I eventually fell asleep and woke up to a text from one of my friends: a string of sad face emojis. Without having seen the official news confirming what I already suspected, I replied with a string of crying emojis. I didn’t cry, though. Not yet. I got dressed (in a black sweater, to “mourn America” as I jokingly texted my friends), ate breakfast, grabbed a copy of the Toronto Star and headed out.

The paper must’ve been printed before the final numbers were in, because although it featured a photo of Trump, the headline didn’t officially proclaim his victory. I’m sure it was a different front page than the journalists had imagined printing after the election. I was setting out to write a very different article than I had thought I would be writing that day.

As I walked around campus, the election results were all I heard people talking about. A group of friends who were walking in front of me started swearing profusely about it. I had half a mind to stop them, press record on my phone and ask for an interview, but I decided against it. When I did find people to interview, they almost always groaned when I said my topic was the U.S. election.

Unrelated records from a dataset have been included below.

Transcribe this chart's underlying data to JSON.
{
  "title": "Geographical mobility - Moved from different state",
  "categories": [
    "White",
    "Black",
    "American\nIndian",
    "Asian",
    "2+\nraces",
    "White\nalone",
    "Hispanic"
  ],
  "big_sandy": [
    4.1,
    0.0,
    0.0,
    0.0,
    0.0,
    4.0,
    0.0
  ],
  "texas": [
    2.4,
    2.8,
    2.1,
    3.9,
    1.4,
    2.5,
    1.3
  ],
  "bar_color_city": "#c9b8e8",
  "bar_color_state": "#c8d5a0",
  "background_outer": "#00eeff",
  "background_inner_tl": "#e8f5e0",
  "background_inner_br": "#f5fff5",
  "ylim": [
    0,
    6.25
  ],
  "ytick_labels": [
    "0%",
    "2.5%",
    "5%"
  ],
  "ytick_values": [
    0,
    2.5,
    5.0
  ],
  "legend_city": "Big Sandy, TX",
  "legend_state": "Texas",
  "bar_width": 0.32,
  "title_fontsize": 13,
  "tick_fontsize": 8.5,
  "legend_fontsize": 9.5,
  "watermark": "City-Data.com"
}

I kept interviewing, kept writing, and eventually submitted my story. Then, I collapsed on my couch, opened YouTube and typed in the words that I still couldn’t wrap my mind around: “Hillary Clinton concession speech”. I watched it, and it was only then, almost 12 hours after I heard the screaming, that the reality of the situation came crashing down on me.

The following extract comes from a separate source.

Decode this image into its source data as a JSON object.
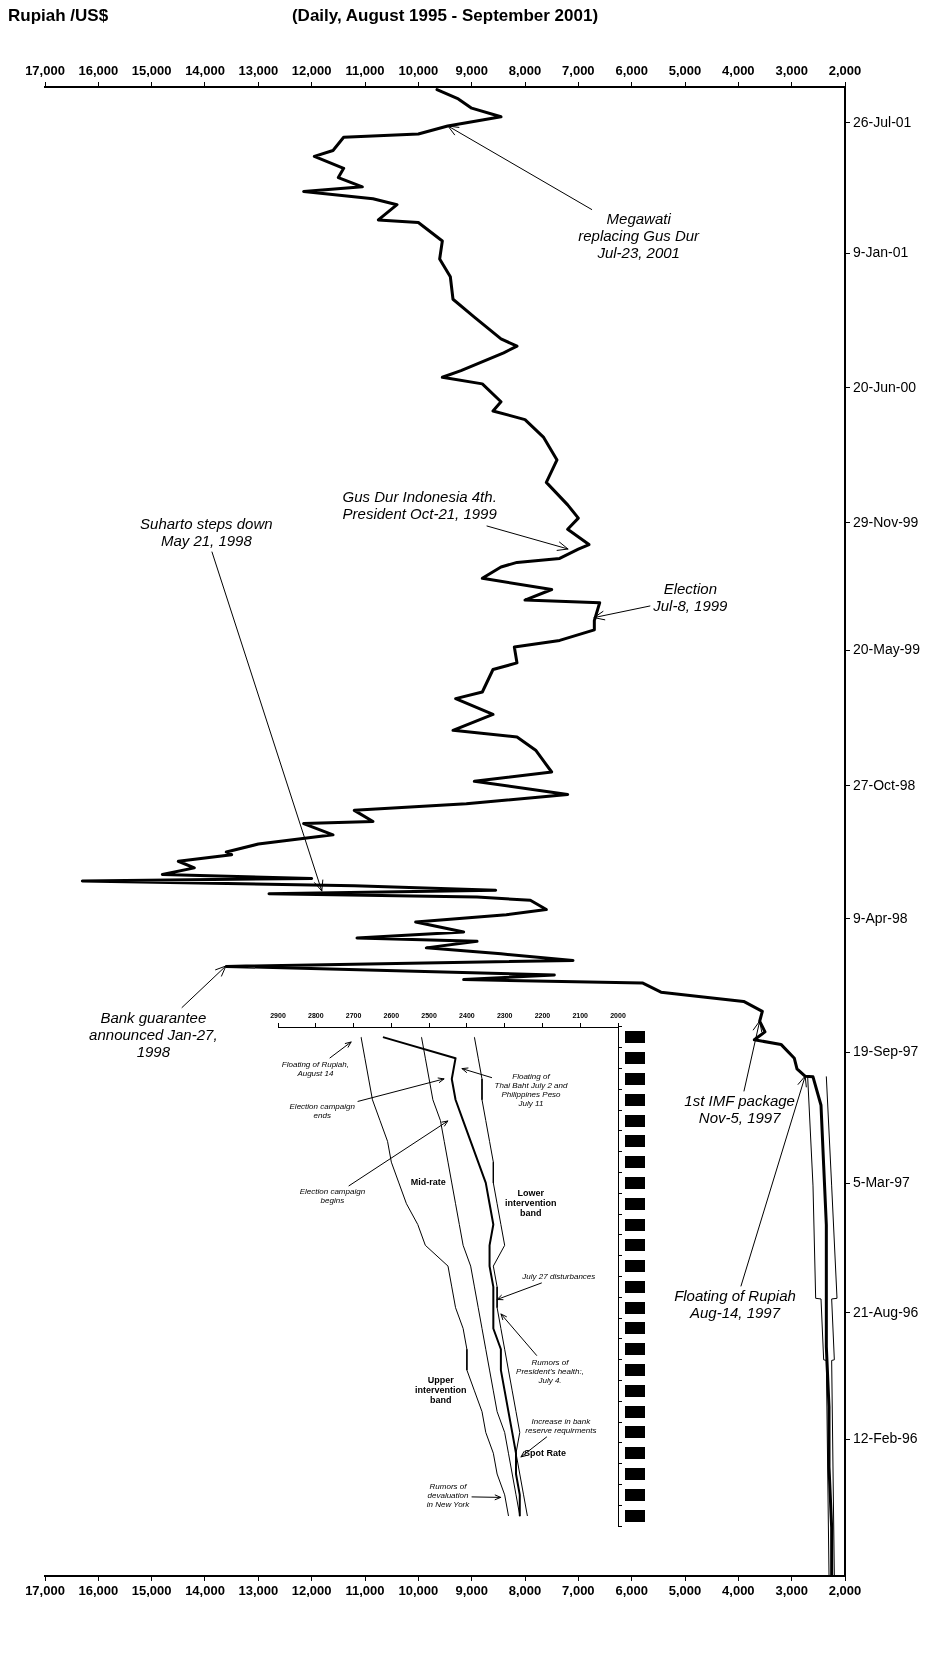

It was then that I understood the true meaning of Michelle Obama’s “When they go low, we go high” quote from the Democratic National Convention in July. As I watched Hillary elegantly concede the dream of being the first woman President of the United States to a man who ran a campaign based around racism, sexism, xenophobia, homophobia, hate… it was then that I cried.

I cried, and then I grabbed some tissues, and wiped away my raccoon eyes. I looked at my reflection in the mirror and promised myself that I was going to keep fighting for what I believe in, and supporting others who are doing the same. I reminded myself that losing the election did not have to mean losing hope. I thought of Pantsuit Nation, the secret Facebook group that Hillary mentioned in her speech, and I thought about all of the other women and men across the world who were feeling the same way as me.

In her concession speech, Hillary said that nothing has made her prouder than to be the champion of the young women who put their faith in her. Although I’m Canadian, and couldn’t have voted in the election, nothing has made me prouder than to watch Hillary Clinton fight for what she believes in, and to watch the positivity and hope that she continues to inspire in others.